^^^^^^^^^From the 1991 Medal Day Book:
Firefighter EDWARD X. COOPER
Ladder Company 105
DR. JOHN F. CONNELL MEDAL
February 13, 1990
2239 Hours
682 Washington Avenue, Brooklyn
Box 75-0978
At the Dean Street firehouse in Brooklyn's downtown section that calm winter evening, Firefighter Edward Cooper had prepared his work tools and stowed his turnout gear on the apparatus. The night tour had been relatively quiet during the early part of the evening, but that would soon change as, suddenly, alarm tones filled every corner of the firehouse, their mournful sound alerting the members that they had a run.
Arriving at a four-story occupied frame multiple dwelling in the Crown Heights section of Brooklyn, they found a fire so intense that the smoke belching from every window, door and opening made it impossible to see the building itself from the street. In a way that only a firefighter that has faced the situation could understand, Ed's thoughts were simple and sage, "This is gonna hurt."

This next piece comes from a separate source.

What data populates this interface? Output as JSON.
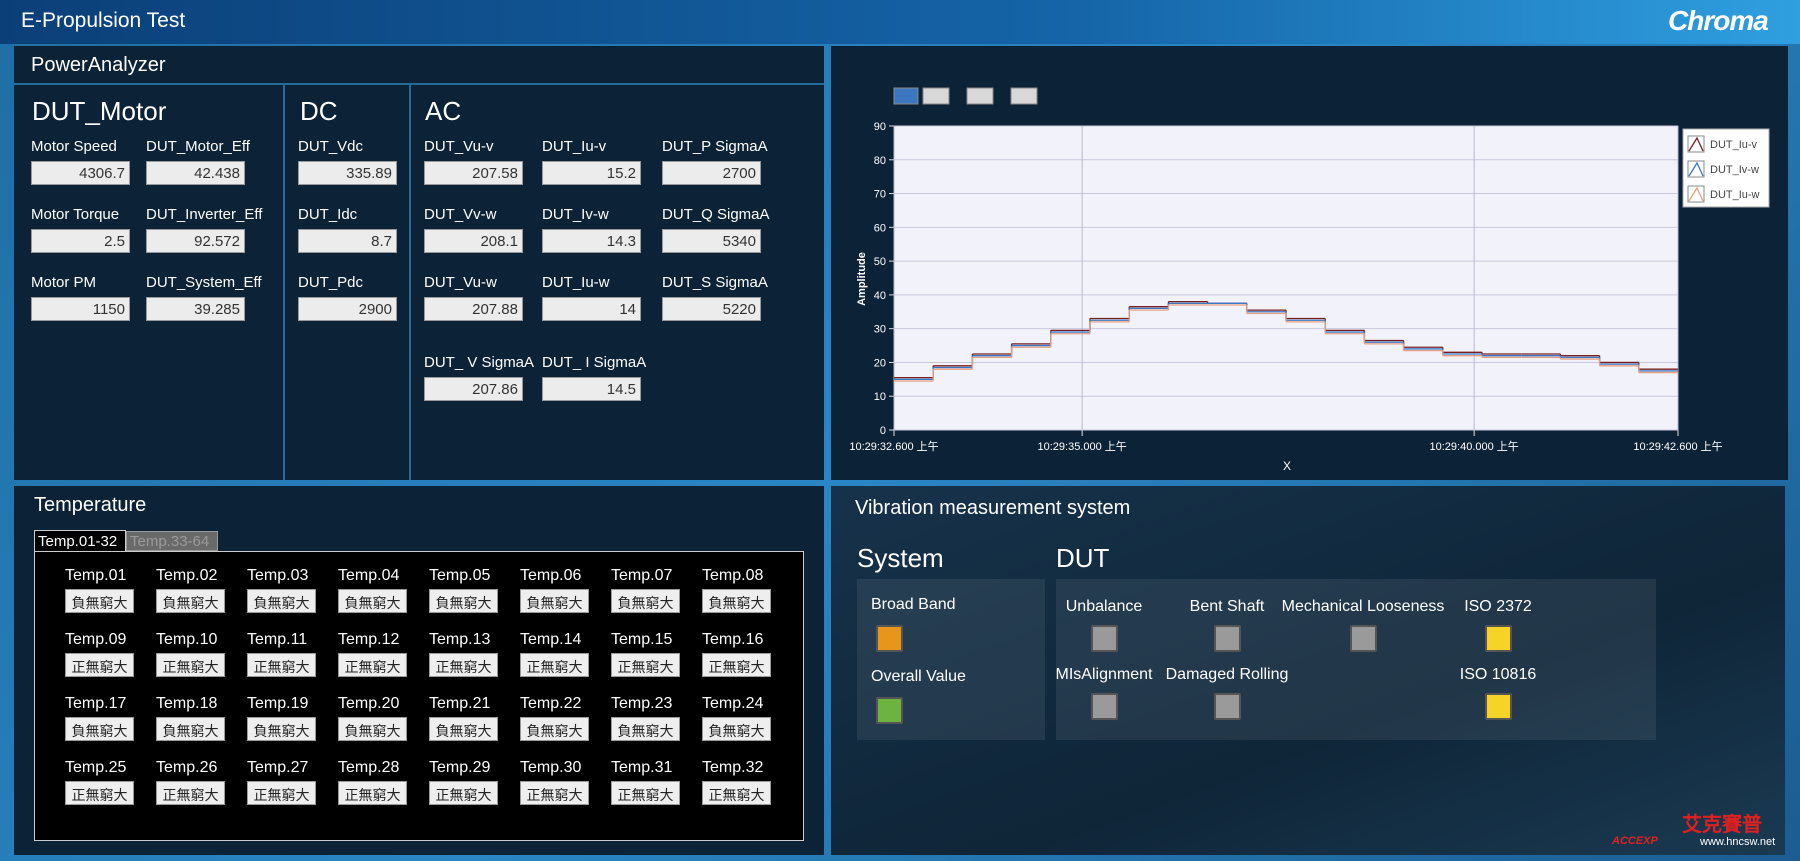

Through the darkness and a momentary parting of the smoke, Ed, the outside ventman, could see two occupants on the top floor hanging out one of the windows. Then the breeze shifted and the smoke swallowed them up again. With his outside team partner, Firefighter Bill Stark, Ed set up the apparatus tormentors and jacks and jumped into the tower ladder basket. The apparatus groaned and shook as the tons of steel boom and basket lifted out of the carriage and rotated toward the building. The basket cut through the blinding smoke and zeroed in on the location where the people in the window were last seen. As the huge bucket inched toward the building, Ed realized that they would be unable to properly position next to the window because of the zero visibility, so he positioned the bucket next to the raised aerial ladder of Ladder 132, already in position with its ladder placed in a window. Ed and his partner climbed out of the tower bucket and onto the ladder, precariously perched forty feet above the ground.
Once at the window, the team entered a front bedroom, located the victim, Patricia Harris, 32, and dragged her to the window. However, removing her was extremely difficult because of her size, at least 300 pounds, and the various obstacles that had to be negotiated: the window sill, aerial ladder rails and rungs, and the tower ladder bucket side rails. Through a Herculean effort, the two of them pulled and tugged, inch-by-inch, until the victim was finally in the basket. As Ed administered rescue breathing to the victim, Stark reentered the room and emerged with another victim, Leroy Rivers, 45, and the dangerous process of getting him into the bucket while fire raged below was repeated.
Now the basket could be lowered to the street, in what Ed thought would be the final touch in a dramatic series of heroic efforts. Within seconds, the two victims were handed over to EMS to be transported to Brooklyn Jewish Hospital. But his work was not yet over as another victim, Carroll Eliot, 31, was found in the apartment and Ed had to ascend through the smoke and fire again to retrieve her, only to discover that she had already succumbed to the fire. Two lives were saved as a result of Firefighter Edward Cooper's cool, steady control under adverse conditions of zero visibility and an out-of-control fire below him. It is with great pride and satisfaction that the John F. Connell Medal is awarded to Firefighter
Edward X. Cooper of Ladder 105. Appointed to the FDNY on October 6, 1962. Cited on seven previous occasions. Father, FF. Edward X. Cooper, was with Ladder 104; grandfather, FF. Joseph T. Cooper, was with the Brooklyn Volunteer Fire Department; great-grandfather, FF John J. Cooper, was with Engine 18; great-grandfather FF. Henry Jones, was with the FDNY; uncle, FF. Benjamin Cooper, was with Engine 222; and cousin, Chief Joseph Cooper, was with Battalion 46.